1) Site will have millions of users.
2) Site will get atleast 100k uniue visitors daily.
3) sit will get 15k new registrations
4) As site is a micro blogging site, site will get atleast 500k posts and comments everyday.

Site should be very speed in terms of loading and responding to search queries. Site should be easily able to load balancing in servers.

Site will be totally database driven and database usage will be very heavy ... so plz input your views on building a twitter type micro blogging site in CI and how to scale a very large website with CI ... is there any spl precautions i should take from scratch ?

What are the things i should take care before starting?
What are best practises with memcache and APC or xcache?

-thanks and plz welcome me with your best useful answers to our CI community :-)
#2

[eluser]Jondolar[/eluser]
Spend 50% of your time modeling your data and optimizing your queries and coming up with a caching scenario for your pages (okay, maybe not 50%, but a lot). If your database design and your model approach is flawed, it will have a tremendous impact. Make sure you use the right patterns to access the data needed. Evaluate what can be cached (data, pages, etc.) and make sure you have a page and/or data caching scenario to reduce the number of database calls. Do you need every post and comment immediately displayed or can you withstand a 5 minute delay. Depending on your site usage, caching pages for even 5 minutes can save significant database trips. There are other optimization tricks such as storing the number of comments in the original post vs calculating on every page load. Also, don't use a templating engine, put php calls right in your view files to display data.
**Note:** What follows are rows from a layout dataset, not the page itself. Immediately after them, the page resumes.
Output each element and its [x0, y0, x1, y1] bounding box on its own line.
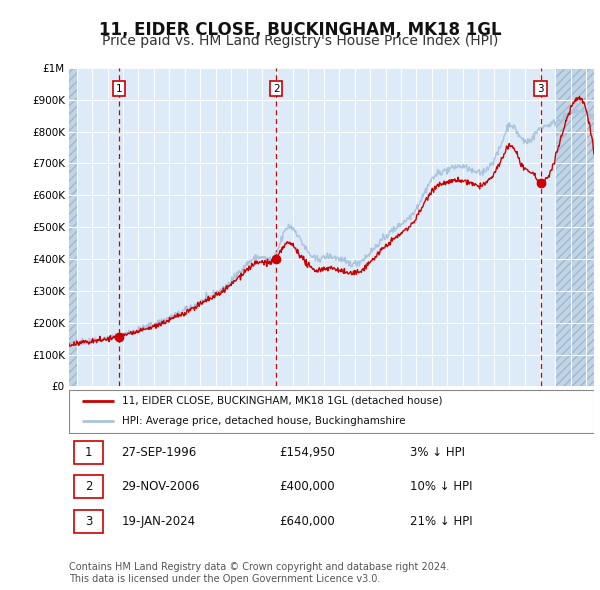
- Text: 27-SEP-1996: 27-SEP-1996: [121, 445, 197, 458]
- FancyBboxPatch shape: [74, 475, 103, 498]
- FancyBboxPatch shape: [74, 441, 103, 464]
- FancyBboxPatch shape: [74, 510, 103, 533]
- Text: 3: 3: [538, 84, 544, 94]
- Text: 10% ↓ HPI: 10% ↓ HPI: [410, 480, 473, 493]
- Text: £640,000: £640,000: [279, 514, 335, 527]
- Text: 19-JAN-2024: 19-JAN-2024: [121, 514, 196, 527]
- Text: 2: 2: [273, 84, 280, 94]
- Text: HPI: Average price, detached house, Buckinghamshire: HPI: Average price, detached house, Buck…: [121, 417, 405, 426]
- Bar: [556, 68, 594, 386]
- Text: 29-NOV-2006: 29-NOV-2006: [121, 480, 200, 493]
- Text: 2: 2: [85, 480, 92, 493]
- Text: 11, EIDER CLOSE, BUCKINGHAM, MK18 1GL (detached house): 11, EIDER CLOSE, BUCKINGHAM, MK18 1GL (d…: [121, 396, 442, 406]
- Text: 11, EIDER CLOSE, BUCKINGHAM, MK18 1GL: 11, EIDER CLOSE, BUCKINGHAM, MK18 1GL: [98, 21, 502, 39]
- Text: 21% ↓ HPI: 21% ↓ HPI: [410, 514, 473, 527]
- FancyBboxPatch shape: [69, 391, 594, 433]
- Text: 1: 1: [85, 445, 92, 458]
- Text: 3: 3: [85, 514, 92, 527]
- Text: £400,000: £400,000: [279, 480, 335, 493]
- Text: £154,950: £154,950: [279, 445, 335, 458]
- Text: 1: 1: [116, 84, 122, 94]
- Bar: [69, 68, 77, 386]
- Text: Price paid vs. HM Land Registry's House Price Index (HPI): Price paid vs. HM Land Registry's House …: [102, 34, 498, 48]
- Text: Contains HM Land Registry data © Crown copyright and database right 2024.
This d: Contains HM Land Registry data © Crown c…: [69, 562, 449, 584]
- Text: 3% ↓ HPI: 3% ↓ HPI: [410, 445, 465, 458]
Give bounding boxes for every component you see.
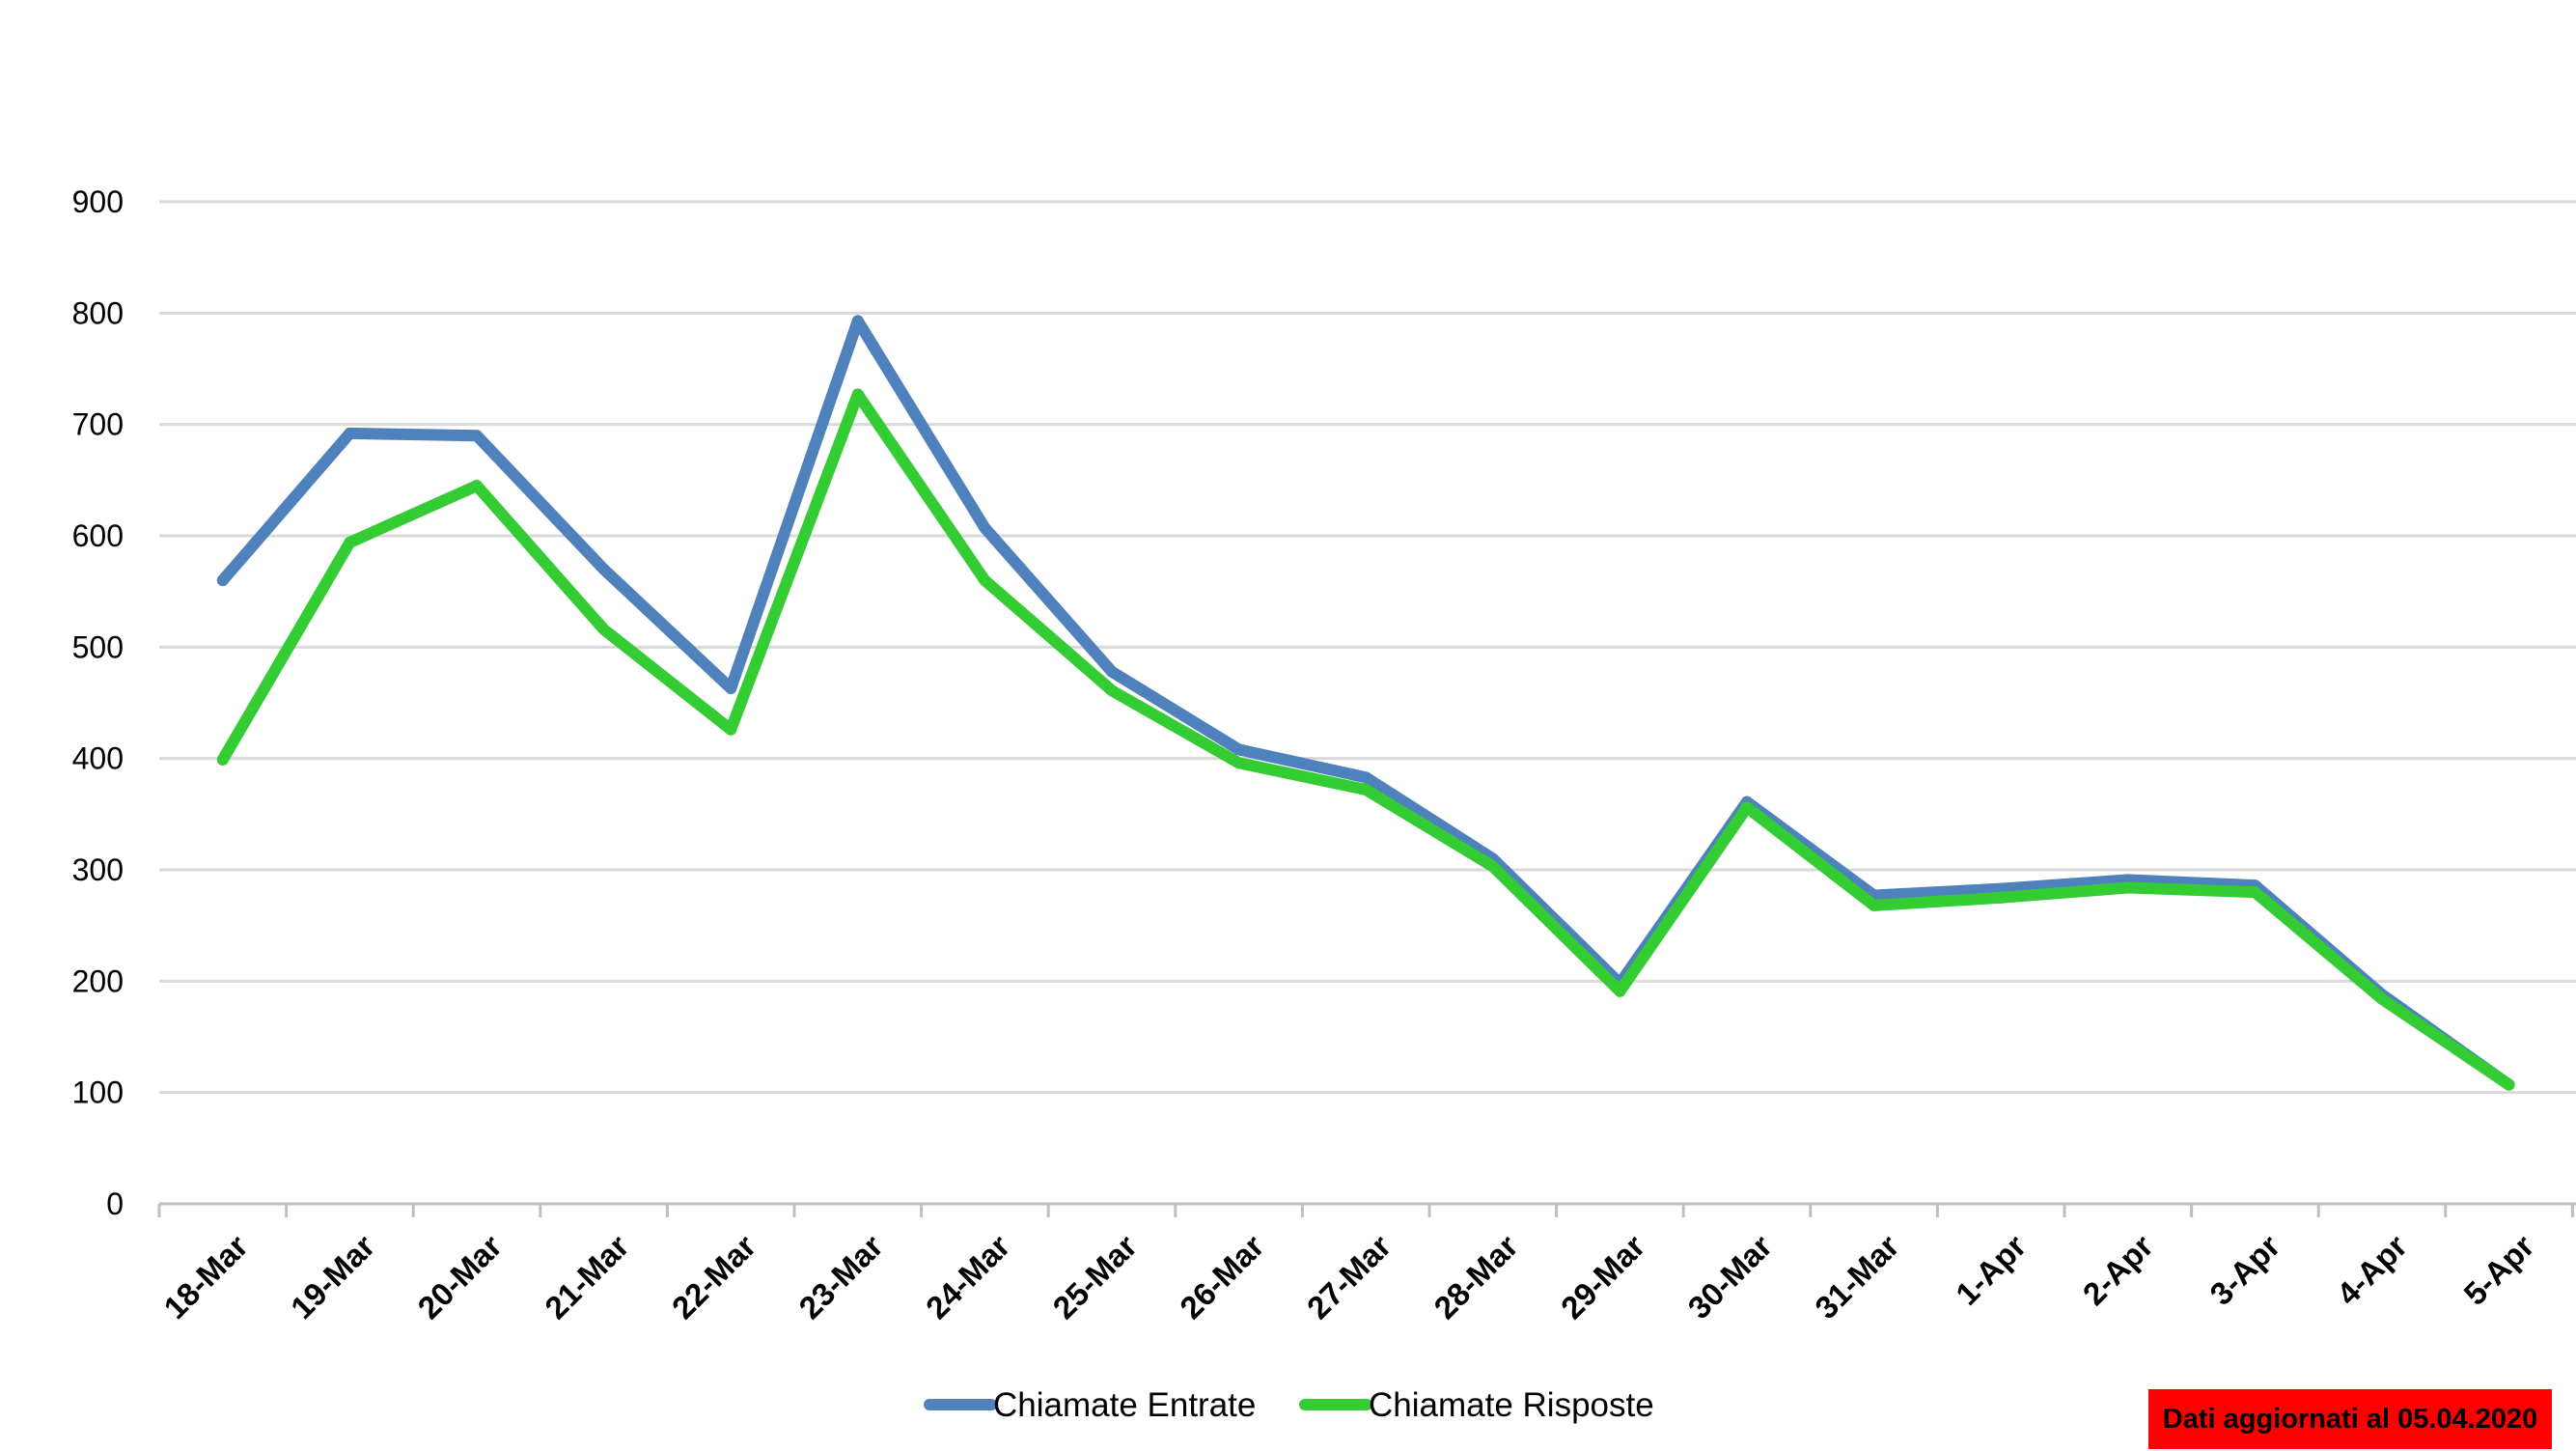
data-point [1233, 743, 1245, 756]
x-tick-label: 3-Apr [2202, 1228, 2286, 1312]
x-tick-label: 18-Mar [156, 1228, 254, 1325]
data-point [344, 427, 356, 439]
x-tick-label: 19-Mar [284, 1228, 381, 1325]
y-tick-label: 700 [72, 407, 124, 442]
data-point [471, 430, 483, 442]
data-point [471, 480, 483, 492]
y-tick-label: 100 [72, 1075, 124, 1110]
series-lines [216, 315, 2515, 1091]
x-tick-label: 24-Mar [919, 1228, 1016, 1325]
data-point [344, 536, 356, 548]
y-tick-label: 800 [72, 295, 124, 330]
data-point [597, 563, 610, 575]
data-point [725, 683, 737, 695]
x-tick-label: 28-Mar [1426, 1228, 1524, 1325]
y-tick-label: 300 [72, 852, 124, 887]
x-tick-label: 25-Mar [1046, 1228, 1144, 1325]
data-point [851, 388, 864, 401]
x-tick-label: 31-Mar [1808, 1228, 1905, 1325]
y-tick-label: 400 [72, 741, 124, 776]
data-point [1486, 860, 1499, 873]
data-point [216, 753, 229, 766]
data-point [1106, 684, 1118, 697]
data-point [2249, 886, 2261, 899]
data-point [1614, 985, 1626, 997]
data-point [1868, 899, 1880, 911]
data-point [1360, 771, 1372, 784]
data-point [851, 315, 864, 327]
data-point [1360, 783, 1372, 795]
data-point [979, 574, 991, 587]
data-point [1995, 891, 2008, 904]
series-line-1 [216, 315, 2515, 1091]
x-tick-label: 26-Mar [1173, 1228, 1270, 1325]
y-tick-label: 0 [106, 1186, 124, 1221]
legend-label: Chiamate Risposte [1369, 1386, 1654, 1424]
data-point [979, 521, 991, 534]
data-point [2376, 992, 2388, 1005]
x-tick-label: 30-Mar [1681, 1228, 1779, 1325]
data-updated-badge: Dati aggiornati al 05.04.2020 [2148, 1389, 2552, 1449]
data-point [1106, 665, 1118, 678]
y-tick-label: 600 [72, 518, 124, 553]
data-point [216, 574, 229, 587]
gridlines [159, 200, 2576, 1095]
data-point [725, 723, 737, 736]
x-tick-label: 21-Mar [538, 1228, 635, 1325]
x-tick-label: 2-Apr [2076, 1228, 2160, 1312]
x-axis: 18-Mar 19-Mar 20-Mar 21-Mar 22-Mar 23-Mar 24-M… [156, 1202, 2576, 1325]
y-tick-label: 200 [72, 963, 124, 998]
x-tick-label: 1-Apr [1949, 1228, 2033, 1312]
data-point [2503, 1078, 2515, 1091]
x-tick-label: 23-Mar [791, 1228, 889, 1325]
x-tick-label: 20-Mar [411, 1228, 509, 1325]
legend-label: Chiamate Entrate [993, 1386, 1256, 1424]
x-tick-label: 4-Apr [2330, 1228, 2414, 1312]
y-tick-label: 500 [72, 629, 124, 664]
data-point [1741, 801, 1753, 814]
data-point [597, 623, 610, 635]
y-tick-label: 900 [72, 184, 124, 219]
x-tick-label: 29-Mar [1554, 1228, 1651, 1325]
data-point [1233, 757, 1245, 769]
x-tick-label: 22-Mar [665, 1228, 762, 1325]
y-axis: 0 100 200 300 400 500 600 700 800 900 [72, 184, 124, 1221]
x-tick-label: 5-Apr [2456, 1228, 2540, 1312]
legend: Chiamate Entrate Chiamate Risposte [924, 1386, 1654, 1424]
data-point [2121, 881, 2134, 894]
x-tick-label: 27-Mar [1300, 1228, 1398, 1325]
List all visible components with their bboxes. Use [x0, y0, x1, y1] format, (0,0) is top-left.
For load balancing, you can easily have two or more web servers accessing the same database. You'll split the server load but you'll end up duplicating any caching files (unless you have a shared file store for that). Load balancing of a database is definitely more difficult. Look into Oracle RAC as probably the most advanced platform for doing that.

From a framework standpoint, CI is one of the fastest.

Good luck with your project.
#3

[eluser]Unknown[/eluser]
Thanks a lot for your suggestions Jondolar ...

All posts and comments should be displayed in a 30 to 60 seconds time gap. If it takes 5 minutes, site may lack fresh feel. Please input your views on this.

What do you think on using memcache for mysql queries ? and data ?

More suggestions appreciated.
#4

[eluser]gyo[/eluser]
A cloud hosting can help too. Since they are easy to scale you can add more resource (computing or just disk space), and improve the performance of your application without too many headaches.

What Jondolar suggested is the first step tho.